Updated: September 22, 2018 12:10:31 am
Prime Minister Imran Khan is an exemplary personality in many ways. He is the country’s most well-known philanthropist with big charity cancer hospitals to his name and a university built for the poor and underprivileged. Despite his playboy past, he is an ascetic today, determined to say goodbye to the life of privilege and pleasure. His third marriage to a saintly Bushra Bibi was his act of penance and final submission to God.
Khan won Punjab in a “miracle” election and decided to break the luxury code of the past by appointing its new chief minister from Taunsa, a backward part of south Punjab where he lived without electricity in his house. But Chief Minister Usman Buzdar is a feudal and has got all the Khan’s pious signals wrong. He knew about Khan’s loyalty to saint Baba Farid whose tomb in Pakpattan is about 188 km from Lahore. (In fact, that is where he met his latest deeply religious wife who controls jinns, fiery invisible creatures mentioned in the Quran.)

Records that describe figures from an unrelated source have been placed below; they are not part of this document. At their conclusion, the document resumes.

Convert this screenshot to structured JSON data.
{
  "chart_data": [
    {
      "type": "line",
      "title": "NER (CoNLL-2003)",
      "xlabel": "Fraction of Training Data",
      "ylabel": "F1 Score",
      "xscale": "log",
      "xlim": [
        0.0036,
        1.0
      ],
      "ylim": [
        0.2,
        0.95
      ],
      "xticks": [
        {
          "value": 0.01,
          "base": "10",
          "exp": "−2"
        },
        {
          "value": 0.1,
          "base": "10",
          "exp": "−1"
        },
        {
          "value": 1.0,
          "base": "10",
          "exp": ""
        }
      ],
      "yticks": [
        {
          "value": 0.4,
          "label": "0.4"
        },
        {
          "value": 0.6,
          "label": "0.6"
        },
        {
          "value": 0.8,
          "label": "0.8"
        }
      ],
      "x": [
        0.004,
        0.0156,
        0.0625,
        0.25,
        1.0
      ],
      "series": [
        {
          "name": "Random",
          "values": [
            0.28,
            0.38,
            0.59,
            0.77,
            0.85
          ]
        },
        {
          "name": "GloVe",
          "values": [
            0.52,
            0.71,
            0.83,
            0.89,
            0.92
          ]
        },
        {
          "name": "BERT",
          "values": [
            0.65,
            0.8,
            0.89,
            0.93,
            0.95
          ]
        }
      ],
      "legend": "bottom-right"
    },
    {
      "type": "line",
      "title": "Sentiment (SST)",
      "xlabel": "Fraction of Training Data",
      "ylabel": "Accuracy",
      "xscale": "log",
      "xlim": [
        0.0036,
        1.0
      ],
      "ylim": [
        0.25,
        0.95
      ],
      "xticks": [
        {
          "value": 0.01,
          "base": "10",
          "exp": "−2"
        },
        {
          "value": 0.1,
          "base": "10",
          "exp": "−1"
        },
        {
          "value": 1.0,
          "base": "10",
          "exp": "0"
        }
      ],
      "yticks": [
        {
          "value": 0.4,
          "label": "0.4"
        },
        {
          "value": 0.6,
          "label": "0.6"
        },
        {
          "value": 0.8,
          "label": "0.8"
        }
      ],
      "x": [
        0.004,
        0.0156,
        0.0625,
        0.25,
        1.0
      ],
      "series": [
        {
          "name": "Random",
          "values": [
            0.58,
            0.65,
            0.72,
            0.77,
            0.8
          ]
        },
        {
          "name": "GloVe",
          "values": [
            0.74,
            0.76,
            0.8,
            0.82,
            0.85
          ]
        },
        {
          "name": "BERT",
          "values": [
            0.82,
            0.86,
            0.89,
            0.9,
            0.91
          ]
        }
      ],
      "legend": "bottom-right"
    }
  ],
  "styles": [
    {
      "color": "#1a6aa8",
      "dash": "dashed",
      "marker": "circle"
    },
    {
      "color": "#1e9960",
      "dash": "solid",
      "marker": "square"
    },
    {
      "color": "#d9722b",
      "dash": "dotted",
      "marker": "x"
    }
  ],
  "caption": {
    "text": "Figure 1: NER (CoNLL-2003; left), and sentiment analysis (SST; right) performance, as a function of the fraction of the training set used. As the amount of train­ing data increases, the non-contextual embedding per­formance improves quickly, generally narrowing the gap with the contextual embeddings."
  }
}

It was the practice of Khan’s wife when she was earlier married to Khawar Maneka to walk barefoot from her residence in Pakpattan to the tomb prostrating herself every now and then in the direction of the “mazhar”. In the last week of August, a crisis was triggered when her children from Khawar Maneka embarked on this trip in the wake of a rumour that had the Punjab administration in a tizzy: That Bushra Imran Khan herself was undertaking the holy walkathon, as in the past.
First, the Pakpattan police stopped Bushra’s children — it is said without recognising them — for blocking the road. Then they tried to stop their father, Maneka, at a security checkpost, only to see him drive off defiantly. The children were stopped again and this time the son brought armed guards to face off the police and father Maneka arrived on the scene to confront the cops. He accused the police of harassing his daughter. CM Buzdar moved too after another character linked to Imran Khan’s wife arrived at the CM house. This was Ahsan Gujjar, son of Iqbal Gujjar of Gujranwala, many times a Muslim League MPA in Punjab and owner of some contested housing societies, linked to Bushra Khan through ex-ISI Col Riaz whose daughter was a close friend of hers. (The Khans, it is said, were secretly married in Ahsan Gujjar’s house in Lahore.)
CM Buzdar was made to call Pakpattan’s district police officer (DPO) Rizwan Gondal to the CM House in Lahore. He ordered him to apologise to the Manekas for what the police had done to their children, which he refused. He was threatened by Ahsan Gujjar, then present in the CM House. He later revealed that he was also ordered by an ISI (secret service) officer of the army to do so. He was thereafter posted out of Pakpattan by the Inspector General Police Punjab, overawed by the feudal network activated on the side of Prime Minister Khan’s wife’s family.
The plot thickened. The Chief Justice of the Supreme Court of Pakistan Mian Saqib Nisar took suo motu notice of how the police officer had been removed at one in the morning and called the IG police to his court in Lahore. He also summoned Khawar Maneka who had tangled with the police in Pakpattan but Maneka, a grade-21 senior officer in the Customs Department, excused himself saying he had to pick up his granddaughter from her school. His show of muscle indicated that he wanted to put the power of the prime minister to test. CM Buzdar was himself acting on the basis of his tribal instinct which is totally irrelevant to democracy.
Too many unsavoury facts have come to light and seem to connect with Imran Khan’s pious wife who, the press reports, controls jinns and feeds them with meat on the roof of Khan’s spacious Banigala house in Islamabad. Imran Khan has published an account of his life in Pakistan: A Personal History (2011), describing how he won the Lamb-Botham libel suit against him with the help of his clairvoyant mentor, late Mian Bashir, who had also disarmed his sceptical first wife, Jemima, by accurately guessing her secret wishes.